Premature progesterone rise negatively correlated with live birth rate in IVF cycles with GnRH agonist: an analysis of 2,566 cycles
This retrospective analysis showed that premature progesterone rise (PPR) impaired in vitro fertilization outcomes in fresh embryo transfer, whereas no negative impact on frozen embryo transfer was observed, implying deleterious effects of PPR on endometrial receptivity.
Rui Huang, M.D., Cong Fang, M.D., Shuyi Xu, Ph.D., Yanhong Yi, M.D., Xiaoyan Liang, M.D.
Volume 98, Issue 3, Pages 664-670.e2, September 2012
To investigate the occurrence of premature progesterone rise (PPR) in GnRH agonist long or short protocol, address the relationship between circulating progesterone levels and live birth rates, and explore the possible mechanism through which PPR affects clinical outcomes and the possible factors related to the occurrence of PPR.
Reproductive medicine center of a public hospital.

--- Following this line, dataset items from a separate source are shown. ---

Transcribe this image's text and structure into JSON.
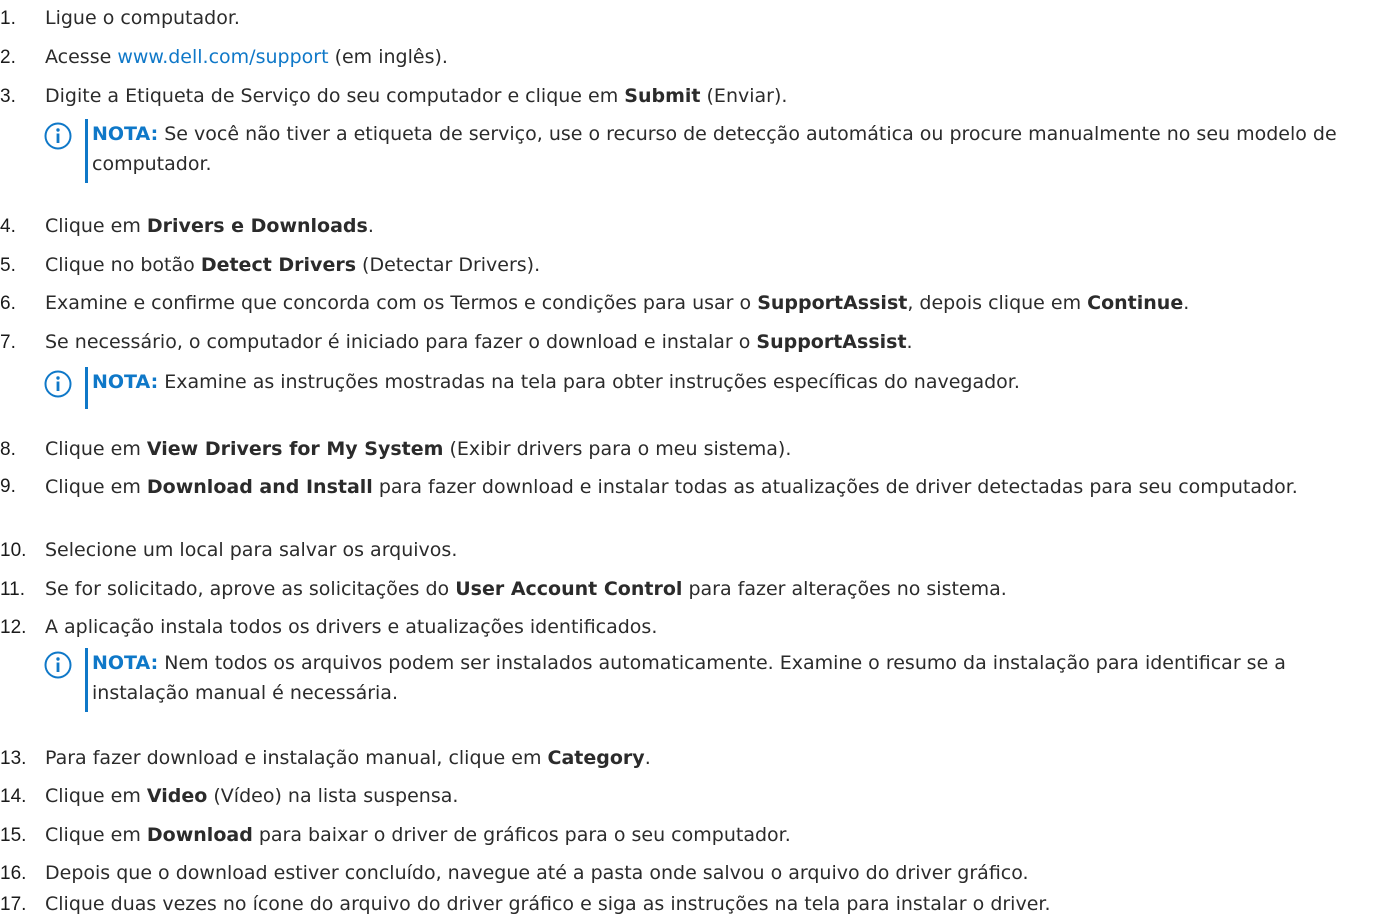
{
  "steps": [
    {
      "num": "1.",
      "before": "Ligue o computador."
    },
    {
      "num": "2.",
      "before": "Acesse ",
      "link": "www.dell.com/support",
      "after": " (em inglês)."
    },
    {
      "num": "3.",
      "before": "Digite a Etiqueta de Serviço do seu computador e clique em ",
      "bold": "Submit",
      "after": " (Enviar)."
    },
    {
      "num": "4.",
      "before": "Clique em ",
      "bold": "Drivers e Downloads",
      "after": "."
    },
    {
      "num": "5.",
      "before": "Clique no botão ",
      "bold": "Detect Drivers",
      "after": " (Detectar Drivers)."
    },
    {
      "num": "6.",
      "before": "Examine e confirme que concorda com os Termos e condições para usar o ",
      "bold": "SupportAssist",
      "middle": ", depois clique em ",
      "bold2": "Continue",
      "after": "."
    },
    {
      "num": "7.",
      "before": "Se necessário, o computador é iniciado para fazer o download e instalar o ",
      "bold": "SupportAssist",
      "after": "."
    },
    {
      "num": "8.",
      "before": "Clique em ",
      "bold": "View Drivers for My System",
      "after": " (Exibir drivers para o meu sistema)."
    },
    {
      "num": "9.",
      "before": "Clique em ",
      "bold": "Download and Install",
      "after": " para fazer download e instalar todas as atualizações de driver detectadas para seu computador."
    },
    {
      "num": "10.",
      "before": "Selecione um local para salvar os arquivos."
    },
    {
      "num": "11.",
      "before": "Se for solicitado, aprove as solicitações do ",
      "bold": "User Account Control",
      "after": " para fazer alterações no sistema."
    },
    {
      "num": "12.",
      "before": "A aplicação instala todos os drivers e atualizações identificados."
    },
    {
      "num": "13.",
      "before": "Para fazer download e instalação manual, clique em ",
      "bold": "Category",
      "after": "."
    },
    {
      "num": "14.",
      "before": "Clique em ",
      "bold": "Video",
      "after": " (Vídeo) na lista suspensa."
    },
    {
      "num": "15.",
      "before": "Clique em ",
      "bold": "Download",
      "after": " para baixar o driver de gráficos para o seu computador."
    },
    {
      "num": "16.",
      "before": "Depois que o download estiver concluído, navegue até a pasta onde salvou o arquivo do driver gráfico."
    },
    {
      "num": "17.",
      "before": "Clique duas vezes no ícone do arquivo do driver gráfico e siga as instruções na tela para instalar o driver."
    }
  ],
  "notes": [
    {
      "label": "NOTA:",
      "text": " Se você não tiver a etiqueta de serviço, use o recurso de detecção automática ou procure manualmente no seu modelo de computador.",
      "icon": "info-icon"
    },
    {
      "label": "NOTA:",
      "text": " Examine as instruções mostradas na tela para obter instruções específicas do navegador.",
      "icon": "info-icon"
    },
    {
      "label": "NOTA:",
      "text": " Nem todos os arquivos podem ser instalados automaticamente. Examine o resumo da instalação para identificar se a instalação manual é necessária.",
      "icon": "info-icon"
    }
  ],
  "colors": {
    "accent": "#0f78c8",
    "text": "#2b2b2b"
  }
}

2,566 patients receiving in vitro fertilization/intracytoplasmic sperm injection (IVF/ICSI) treatment with GnRH agonist long or short protocol.
Main Outcome Measure:
Live birth rates.
The corresponding incidence of PPR in long or short protocol was 22.86% (393/1719) or 27.63% (234/847) with the cutoff value 1.2 ng/ml or 2.0 ng/ml being used to define PPR, respectively. Live birth rates decreased under the condition of PPR (40.65% vs. 29.77% in long protocol, P=0.004; 30.18% vs. 23.50% in short protocol, P=0.083). Logistic regression analysis showed that serum progesterone level on the day of hCG administration was a strong predictor of live birth rate both in long and in short protocol. Live birth rates in frozen embryo transfer cycles had no significant difference between groups with or without PPR (29.31% vs. 25.35% in long protocol, P=0.213; 24.84% vs. 24.22% in short protocol, P=0.881). Multivariate regression analysis showed that exogenous gonadotropin dose, the duration of stimulation, estradiol (E2) and luteinizing hormone (LH) level on the day of hCG administration, the number of oocytes retrieved and basal FSH level were all involved in PPR.
In GnRH agonist cycles, PPR negatively correlated with live birth rate in fresh embryo transfer cycles while no adverse impact on frozen embryo transfer was observed, implying that PPR may have deleterious effects on endometrial receptivity.